One rather odd feature of these dogmas is that though they depend heavily on a philosophy of science now outmoded, they are uttered in our time as if they were quite up to date and compatible with “modern sensibility.” Whatever nostalgia some of us may have for Newtonian physics, the consensus among scientists seems to be that it is no longer valid in the larger dimensions of reality; and yet the chief originators of the doctrines of progress through knowledge and of human perfectibility rested their faith on eighteenth- and nineteenth-century philosophies of science.

Over and over again in the writings of the prophets of perfectibility we read the assertion that total reality, once sufficient information about it is acquired, will be totally understandable by the average intelligence. “Every truth of this kind is comprehensible by all understandings,” wrote Claude Adrien Helvetius in his A Treatise on Man in 1773.

And observe the Marquis of Condorcet staring into the crystal ball in 1794: “Since,” he wrote, “as the number of known facts increases, the human mind learns how to classify them and to subsume them under more general facts …; since, as more relations between various objects become known, man is able to present them in such a way that it is possible to grasp a greater number of them with the same degree of intellectual ability, …” so the day will arrive, he asserts, when all the most profound truths of the universe will be known and universally comprehended. Conduct, then based on perfect information, will be perfect, because men are always as good as they know how to be.

Today it is difficult to imagine a more stumbling prophecy. Instead of becoming more unified, more “rational,” more understandable, more available to the average intellect, scientific knowledge has become more esoteric, more fragmented, and more impossible of comprehension save by the very few. And appallingly, somewhere along the line it has picked up the very un-Newtonian burden of the irrational, the indeterminate, the unthinkable.

It was a beautiful dream. How encouraging to have believed that once the Encyclopédie, which was founded by Denis Diderot and contained every fact about everything, was published, man could “with almost complete assurance” predict everything and hence control everything.

True, even the encyclopedists had a few qualms about the nature of the ultimate victory over death. “It is reasonable to hope,” wrote Condorcet, “that all … diseases may … disappear as their distant causes are discovered.… Certainly man will not become immortal; but will not the interval between the first breath that he draws and the time when … he expires increase indefinitely?… We are bound to believe that the average length of human life will forever increase.” An oddly self-defeating prediction—at least to modern materialist existentialists, who assert that the inevitable extinction of every human life, no matter how long deferred, irrefutably demonstrates the Absurdity of human existence.

My chief aim, however, is not to rehearse this rather obvious portion of the history of ideas but to point out certain interesting irrationalities in the way the dogma of human perfectibility is preached by its contemporary adherents. As a matter of fact, the chief points I wish to make all appeared in a recent address by an eminent educator who said, as if the idea were not a rather quaint one based on outmoded science but a new one conceived at least partly by him: “Man’s difficulties, it seems to me, are the consequence of his ignorance, not of something the theologians used to call ‘evil.’ ”

The Doubling And Redoubling

The first rational tangle in his talk came with the predictable assertion about the doubling and redoubling of man’s “knowledge.” In recorded human history, so that rubric runs, knowledge first doubled (from what? presumably zero?) in 1750. It doubled again in 1900, again in 1950, and again in 1960. It is expected to double again by 1965, and about every two hours on the hour after that.

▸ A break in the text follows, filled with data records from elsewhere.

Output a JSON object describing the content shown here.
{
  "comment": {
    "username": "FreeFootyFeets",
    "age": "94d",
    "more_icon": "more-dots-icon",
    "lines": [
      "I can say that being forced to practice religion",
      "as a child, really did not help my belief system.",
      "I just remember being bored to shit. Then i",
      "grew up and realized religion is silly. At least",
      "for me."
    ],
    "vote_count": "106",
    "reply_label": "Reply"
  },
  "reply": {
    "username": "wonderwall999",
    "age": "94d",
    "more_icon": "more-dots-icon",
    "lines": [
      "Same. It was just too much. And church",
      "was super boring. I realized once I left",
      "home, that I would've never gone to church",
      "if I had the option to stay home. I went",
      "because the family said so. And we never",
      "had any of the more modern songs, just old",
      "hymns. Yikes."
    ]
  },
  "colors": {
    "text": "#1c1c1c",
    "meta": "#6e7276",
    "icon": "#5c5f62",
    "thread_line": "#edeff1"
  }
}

The seeming sanctity lent by this pretense of statistical evidence is impressive to the unthinking listener. But a moment’s thought will reveal the statement to be pure speculation. Note only two of many basic difficulties. First, no man knows all that the world has previously known. We are constantly amazed to learn that the ancients knew things that a generation ago it was not known they knew. Thus no man can measure the relative increase. When you don’t know what you are talking about, you cannot say it doubled. Furthermore, there is no definition of the word “knowledge” as used in the dogma. “Information,” presumably, would be a better word; for what seems to be meant is a body of qualified data, not knowledge, which is significantly qualitative, not quantitative. The distinction is vital, for we all realize that we “know” (comprehend) little about lots of things on which we have incalculable masses of information—electricity, gravity, the ultimate nature of the universe or of man; but we know a good deal about many things on which we have little information (quantified data)—the power of love, the appeal of beauty, the nature of happiness, the imperatives of the moral nature.

As the talk progressed, a second rational difficulty gaped: if man’s only problem is ignorance; and if knowledge is the cure of ignorance; and if knowledge is doubling and redoubling at incredible rates—why is not man’s demonstrable well-being now proportionately upgraded? Where is evidence of that vastly increased betterment in the human condition that should follow knowledge as the thermometer follows the temperature? (One finds himself as unimpressed as when he is told that “90 per cent of all scientists who ever lived are living today,” which is almost analagous to saying that more people born in the twentieth century are alive today than all people born in previous centuries.)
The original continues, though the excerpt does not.